Abstract: KCrF3 represents another prototypical orbital-ordered perovskite, where Cr2+ possesses the same electronic configuration of 3d4 as that of strongly Jahn-Teller distorted Mn3+ in many CMR manganites. The crystal and magnetic structures of KCrF3 compound are investigated by using polarized and unpolarized neutron powder diffraction methods. The results show that the KCrF3 compound crystallizes in tetragonal structure at room temperature and undergoes a monoclinic distortion with the decrease in temperature. The distortion of the crystal structure indicates the presence of cooperative Jahn-Teller distortion which is driven by orbital ordering. With decreasing temperature, four magnetic phase transitions are observed at 79.5, 45.8, 9.5, and 3.2 K, which suggests a rich magnetic phase diagram.

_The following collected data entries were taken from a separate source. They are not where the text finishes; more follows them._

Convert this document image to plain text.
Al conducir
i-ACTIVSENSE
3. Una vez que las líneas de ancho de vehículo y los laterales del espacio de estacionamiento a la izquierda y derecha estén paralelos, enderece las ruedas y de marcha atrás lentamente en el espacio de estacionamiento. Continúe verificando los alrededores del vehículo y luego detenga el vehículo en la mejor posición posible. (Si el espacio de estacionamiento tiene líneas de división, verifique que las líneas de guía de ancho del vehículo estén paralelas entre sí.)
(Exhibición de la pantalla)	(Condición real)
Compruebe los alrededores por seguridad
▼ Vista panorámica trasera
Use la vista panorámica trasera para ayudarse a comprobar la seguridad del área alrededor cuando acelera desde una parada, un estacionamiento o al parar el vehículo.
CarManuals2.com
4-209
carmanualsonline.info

Below T_N = 79.5 K, the Cr2+ moment orders in an incommensurate antiferromagnetic arrangement, which can be defined by the magnetic propagation vector (1/2$\pm\,$$\delta\,$, 1/2$\pm\,$$\delta\,$, 0). The incommensurate-commensurate magnetic transition occurs at 45.8 K and the magnetic propagation vector locks into (1/2, 1/2, 0) with the Cr moment of 3.34(5) $\mu_B \,$ aligned ferromagnetically in (220) plane, but antiferromagnetically along [110] direction. Below 9.5 K, the canted antiferromagnetic ordering and weak ferromagnetism arise from the collinear antiferromagnetic structure, while the Dzyaloshinskii-Moriya interaction and tilted character of the single-ion anisotropy might give rise to the complex magnetic behaviors below 9.5 K.